Napisał
LukeMike
Dzwoniłem do tych chamów w sprawie Santka, pierwsze co spytałem to jak z rdzą, dostałem odpowiedź że nigdzie nie ma absolutnie że wiedzą co sprzedają, no to mówię że super że jak pod spodem też nic nie ma to cymes, gościu do mnie "nie no pod spodem nie sprawdzaliśmy" ale wiemy co sprzedajemy bo sami w 2012 sprowadzaliśmy to auto dla klienta i wiemy co mamy.

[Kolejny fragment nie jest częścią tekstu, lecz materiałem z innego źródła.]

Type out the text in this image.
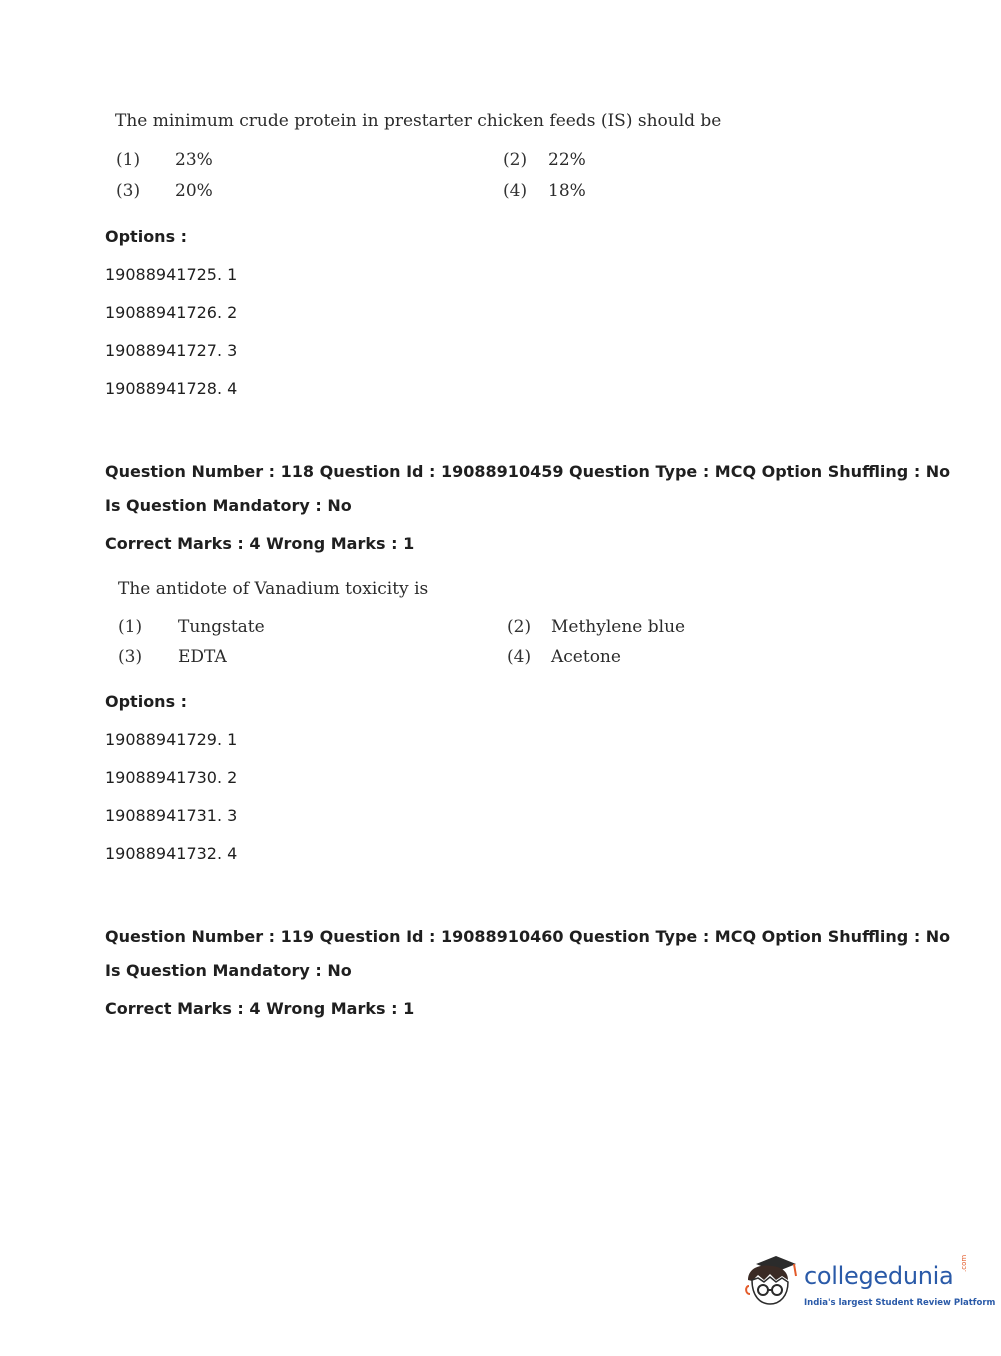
The minimum crude protein in prestarter chicken feeds (IS) should be
(1) 23%	(2) 22%
(3) 20%	(4) 18%
Options :
19088941725. 1
19088941726. 2
19088941727. 3
19088941728. 4
Question Number : 118 Question Id : 19088910459 Question Type : MCQ Option Shuffling : No
Is Question Mandatory : No
Correct Marks : 4 Wrong Marks : 1
The antidote of Vanadium toxicity is
(1) Tungstate	(2) Methylene blue
(3) EDTA	(4) Acetone
Options :
19088941729. 1
19088941730. 2
19088941731. 3
19088941732. 4
Question Number : 119 Question Id : 19088910460 Question Type : MCQ Option Shuffling : No
Is Question Mandatory : No
Correct Marks : 4 Wrong Marks : 1
collegedunia .com
India's largest Student Review Platform
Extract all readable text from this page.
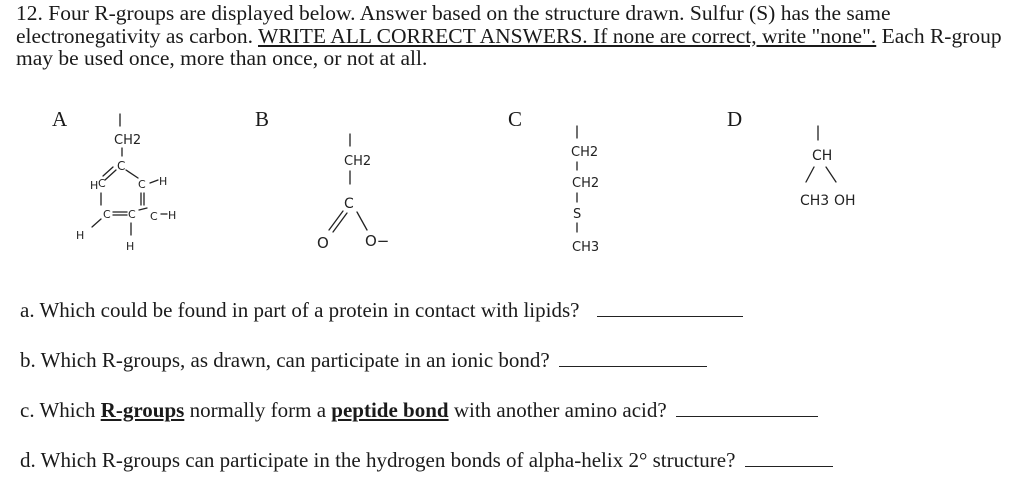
12. Four R-groups are displayed below. Answer based on the structure drawn. Sulfur (S) has the same electronegativity as carbon. WRITE ALL CORRECT ANSWERS. If none are correct, write "none". Each R-group may be used once, more than once, or not at all.
A	B	C	D
CH2
C
H C	C H
C C C H
H
H
CH2
C
O O−
CH2
CH2
S
CH3
CH
CH3 OH
a. Which could be found in part of a protein in contact with lipids?
b. Which R-groups, as drawn, can participate in an ionic bond?
c. Which R-groups normally form a peptide bond with another amino acid?
d. Which R-groups can participate in the hydrogen bonds of alpha-helix 2° structure?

No to mówię że fajnie super i spytałem o tą cenę, że niby do negocjacji jest i ile tak realnie możemy ponegocjować, nagle c h a m zaczął cwaniakować że takie rzeczy nie przez telefon że nie ma mowy o takiej rozmowie, to mu mówię że jestem z Wrocławia i nie będę jechał 350km w jedną stronę jak wy nie wiecie co jest pod spodem a do tego nie wiadomo ile chcecie opuścić bo cena jest i tak bardzo wysoka jak za przed lifta i 350km robić żeby dowiedzieć się że pod spodem sama rdza a "negocjacja" ceny to 50zł. c h a m stwierdził "to pan nie przyjedzie i nie oglądnie no i co".
Za tą cenę i za to że nie wiedzą co pod spodem to będą sprzedawać i sprzedawać, nie mówię już o podejściu do klienta, nie każdy musi kolo ich wsi mieszkać i przejść się do nich na negocjacje.